Most of the Dominant Members of Amphibian Skin Bacterial Communities Can Be Readily Cultured

Abstract

Currently, it is estimated that only 0.001% to 15% of bacteria in any given system can be cultured by use of commonly used techniques and media, yet culturing is critically important for investigations of bacterial function. Despite this situation, few studies have attempted to link culture-dependent and culture-independent data for a single system to better understand which members of the microbial community are readily cultured. In amphibians, some cutaneous bacterial symbionts can inhibit establishment and growth of the fungal pathogen Batrachochytrium dendrobatidis, and thus there is great interest in using these symbionts as probiotics for the conservation of amphibians threatened by B. dendrobatidis. The present study examined the portion of the culture-independent bacterial community (based on Illumina amplicon sequencing of the 16S rRNA gene) that was cultured with R2A low-nutrient agar and whether the cultured bacteria represented rare or dominant members of the community in the following four amphibian species: bullfrogs (Lithobates catesbeianus), eastern newts (Notophthalmus viridescens), spring peepers (Pseudacris crucifer), and American toads (Anaxyrus americanus). To determine which percentage of the community was cultured, we clustered Illumina sequences at 97% similarity, using the culture sequences as a reference database. For each amphibian species, we cultured, on average, 0.59% to 1.12% of each individual's bacterial community. However, the average percentage of bacteria that were culturable for each amphibian species was higher, with averages ranging from 2.81% to 7.47%. Furthermore, most of the dominant operational taxonomic units (OTUs), families, and phyla were represented in our cultures. These results open up new research avenues for understanding the functional roles of these dominant bacteria in host health.

FIG 1

Amphibian skin bacterial OTU richness (number of OTUs) and phylogenetic diversity values based on culture-independent (a and b) and culture-dependent (c and d) characterizations. Dashes represent the mean diversity for each amphibian species. Correlations between culture-dependent and -independent measures of OTU richness (e) and phylogenetic diversity (f) are shown for all amphibians combined. Lines in panels e and f represent GLM and LM predictions, respectively.

FIG 2

NMDS ordinations of Sorensen similarity (a and b) and unweighted UniFrac distance (c and d) matrices for culture-independent (a and c) and culture-dependent (b and d) microbial communities associated with four amphibian species.

FIG 3

Mean percentages of total OTUs “individually matched” and “species matched” to cultured OTUs for each amphibian species. An OTU was considered individually matched if it was present in the Illumina data for the same individual from which it was cultured, and it was considered species matched if it was cultured from a different individual of the same amphibian species.

FIG 4

16S rRNA gene tree of culture-independent OTUs, with the mean relative abundance of OTUs for each amphibian species (blue = bullfrogs, teal = newts, red = spring peepers, and green = toads).

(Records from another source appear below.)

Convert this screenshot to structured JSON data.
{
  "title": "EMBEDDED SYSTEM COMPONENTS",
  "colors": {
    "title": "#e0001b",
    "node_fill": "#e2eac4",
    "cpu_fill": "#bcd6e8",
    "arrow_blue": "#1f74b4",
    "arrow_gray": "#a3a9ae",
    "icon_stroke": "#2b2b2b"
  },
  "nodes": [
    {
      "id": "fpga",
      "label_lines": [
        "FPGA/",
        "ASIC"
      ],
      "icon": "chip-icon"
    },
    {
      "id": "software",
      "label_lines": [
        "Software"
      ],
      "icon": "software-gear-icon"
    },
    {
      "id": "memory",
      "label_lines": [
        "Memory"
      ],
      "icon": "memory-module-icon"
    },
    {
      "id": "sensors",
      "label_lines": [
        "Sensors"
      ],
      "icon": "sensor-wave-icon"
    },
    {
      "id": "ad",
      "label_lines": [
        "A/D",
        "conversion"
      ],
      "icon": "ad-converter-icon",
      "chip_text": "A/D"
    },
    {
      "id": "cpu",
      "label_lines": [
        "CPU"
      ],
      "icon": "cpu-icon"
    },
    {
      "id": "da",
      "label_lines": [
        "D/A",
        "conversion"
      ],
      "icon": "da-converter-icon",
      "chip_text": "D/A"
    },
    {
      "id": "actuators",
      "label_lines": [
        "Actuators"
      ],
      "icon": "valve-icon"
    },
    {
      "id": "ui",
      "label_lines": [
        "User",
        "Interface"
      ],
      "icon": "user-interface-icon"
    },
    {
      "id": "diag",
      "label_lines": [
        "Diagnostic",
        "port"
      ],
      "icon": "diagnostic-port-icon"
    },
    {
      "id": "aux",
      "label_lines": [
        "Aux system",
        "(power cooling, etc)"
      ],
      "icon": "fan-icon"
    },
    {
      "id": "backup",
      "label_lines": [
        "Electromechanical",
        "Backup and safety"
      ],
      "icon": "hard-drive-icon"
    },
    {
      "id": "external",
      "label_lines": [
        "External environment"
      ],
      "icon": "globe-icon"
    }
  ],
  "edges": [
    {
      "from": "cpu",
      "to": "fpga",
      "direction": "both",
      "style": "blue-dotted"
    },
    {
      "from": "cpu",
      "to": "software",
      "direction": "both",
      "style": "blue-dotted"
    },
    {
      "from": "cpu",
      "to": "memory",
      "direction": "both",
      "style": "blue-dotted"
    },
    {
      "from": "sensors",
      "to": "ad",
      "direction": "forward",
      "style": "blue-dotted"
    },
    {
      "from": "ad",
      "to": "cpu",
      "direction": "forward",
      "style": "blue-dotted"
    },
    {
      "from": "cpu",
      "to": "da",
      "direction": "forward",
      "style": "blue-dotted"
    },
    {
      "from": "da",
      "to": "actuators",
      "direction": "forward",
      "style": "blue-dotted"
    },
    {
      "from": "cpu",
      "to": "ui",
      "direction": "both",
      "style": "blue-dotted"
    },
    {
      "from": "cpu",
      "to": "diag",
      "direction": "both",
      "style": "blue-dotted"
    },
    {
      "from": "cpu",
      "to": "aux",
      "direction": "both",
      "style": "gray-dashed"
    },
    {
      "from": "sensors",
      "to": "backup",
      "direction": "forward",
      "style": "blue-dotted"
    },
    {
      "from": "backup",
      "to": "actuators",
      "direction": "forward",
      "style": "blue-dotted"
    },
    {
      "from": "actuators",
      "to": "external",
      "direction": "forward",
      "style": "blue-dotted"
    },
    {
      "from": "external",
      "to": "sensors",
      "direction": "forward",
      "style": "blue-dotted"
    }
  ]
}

Only OTUs with mean relative abundances of ≥0.01% across all amphibian species were included in this analysis. Cultured OTUs are indicated with black bars, and bacterial phyla are indicated with colored branches. The phylum Proteobacteria was divided into classes (Alpha-, Beta-, Delta-, and Gammaproteobacteria).

FIG 5

Relative abundances of culture-independent bacterial phyla associated with bullfrogs (a), newts (b), spring peepers (c), and toads (d). The complete bar represents the total mean relative abundance of each phylum, while the black portion of the bar represents the cultured portion of each phylum. The numbers in parentheses show the number of “species-matched” cultured OTUs (in bold) out of the total number of OTUs in the phylum for each amphibian species. Only phyla with mean relative abundances of >0.5% for each species are shown. Error bars represent standard errors.